Invasão turca altera guerra na Síria

por Jorge Almeida - RTP
Umit Bektas - Reuters

O avanço das forças turcas no norte da Síria marca um ponto de viragem no conflito. O alvo anunciado é o autoproclamado Estado Islâmico mas os curdos têm tudo a perder.

Dois anos depois do ISIS ter conquistado a cidade fronteiriça de Jarabulus exibindo as cabeças dos inimigos nos postes, o terror jihadista terminou em poucas horas.

“Eles fugiram há três dias, só ficaram alguns seguidores e um casal de estrangeiros”, afirma Umm Chalid, uma viúva de Jarabulus que ficou sozinha. “Todos os habitantes saíram da cidade. Nós sabíamos que alguma coisa ia acontecer”, acrescenta.

Tanques turcos avançam no norte da Síria. Foto: Umit Bektas - Reuters

Jarabulus era um dos últimos bastiões do Daesh na região. Um importante ponto de passagem junto à fronteira com a Turquia que lhes permitia canalizar homens e material de guerra para as áreas que controlam na Síria.

Nos dias que antecederam a invasão turca, assistiu-se a uma movimentação bizarra junto da fronteira. Chegaram rebeldes de vários grupos de Idlib e Aleppo em autocarros e pick-ups para se juntarem aos militares.
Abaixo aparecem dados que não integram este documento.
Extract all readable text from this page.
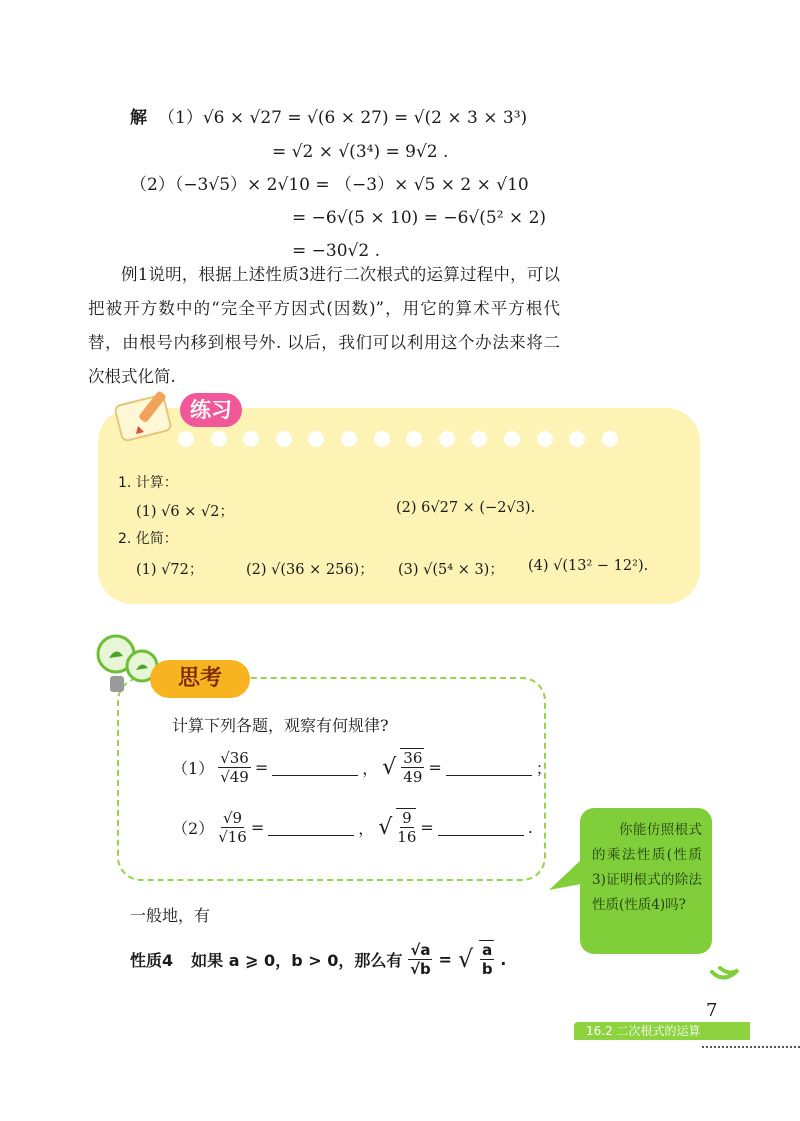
解 （1）√6 × √27 = √(6 × 27) = √(2 × 3 × 3³)
= √2 × √(3⁴) = 9√2 .
（2）（−3√5）× 2√10 = （−3）× √5 × 2 × √10
= −6√(5 × 10) = −6√(5² × 2)
= −30√2 .
例1说明，根据上述性质3进行二次根式的运算过程中，可以把被开方数中的“完全平方因式(因数)”，用它的算术平方根代替，由根号内移到根号外. 以后，我们可以利用这个办法来将二次根式化简.
练习
1. 计算：
(1) √6 × √2；	(2) 6√27 × (−2√3).
2. 化简：
(1) √72；	(2) √(36 × 256)； (3) √(5⁴ × 3)； (4) √(13² − 12²).
思考
计算下列各题，观察有何规律?
$(1) \frac{√36}{√49}$ =	， √ $\frac{36}{49}$ =	；
$(2) \frac{√9}{√16}$ =	， √ $\frac{9}{16}$ =	.	你能仿照根式的乘法性质(性质3)证明根式的除法性质(性质4)吗?
一般地，有
性质4 如果 a ⩾ 0，b > 0，那么有 $\frac{√a}{√b}$ = √ $\frac{a}{b}$ .
7
16.2 二次根式的运算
Para a Turquia foi um sucesso duplo: Não só conseguiram expulsar o ISIS da região como também estancaram o avanço dos curdos que pretendem estabelecer um território contíguo que se estende por todo o norte da Síria. O Governo de Ancara quer impedir a todo o custo que tal aconteça.

A Turquia anunciou que destruiu um posto de comando de "grupos terroristas" informou a agência de notícias pró-governamental Anadolu, sem especificar se o posto era do ISIS ou das forças curdas.
Síria à la carte
No conflito sírio cada parte trava a sua própria guerra. A Turquia está principalmente empenhada na luta contra os curdos enquanto estes procuram criar o seu próprio Estado. As forças norte americanas estão apenas interessadas em aniquilar o autoproclamado Estado Islâmico e os russos querem mostrar ao mundo que continuam a ser uma superpotência.

Tanques turcos ocupam posições no norte da Síria. Foto: Umit Bektas - Reuters
As cartas estão baralhadas e os jogadores estão no terreno mas ninguém arrisca prever as próximas movimentações.
Nos últimos anos tem existido uma aliança de conveniência entre o Governo sírio de Bashar Assad e os curdos que mantêm laços estreitos com o PKK, o grupo militante curdo na Turquia considerado como uma organização terrorista.
Rio Eufrates é a linha vermelha
O grupo mais importante curdo, o YPG não participou na revolta contra Assad e foi-lhe permitido em troca expandir-se no norte da Síria. Mas o xadrez político é mais complexo. Para Recep Tayyip Erdogan, o presidente da Turquia, Bashar Assad “é um assassino que tortura o seu próprio povo mas nunca vai permitir a autonomia curda”. Ou seja, abominam-se um ao outro mas têm objetivos semelhantes.

Para piorar a situação dos curdos, as suas relações com os Estados Unidos têm-se vindo a deteriorar, apesar de serem aliados na guerra contra o ISIS. Do ponto de vista de Ankara, qualquer avanço turco para oeste do rio Eufrates significa uma linha vermelha que não pode ser ultrapassada. O nome da operação militar não foi escolhido por acaso: “O Escudo de Eufrates”.

Combatentes curdos do YPG. Foto: Rodi Said - Reuters

O avanço turco na Síria também contou com o apoio aéreo dos Estados Unidos e com forças especiais norte-americanas. Poucas horas depois da invasão, o Vice-Presidente dos EUA, Joe Biden, aterrou em Ancara numa tentativa de melhorar as relações tensas entre os dois países.

“Nós colocámos um tampão aos curdos que estavam a avançar para norte”, declarou esta semana um alto funcionário do governo dos Estados Unidos ao Wall Street Journal.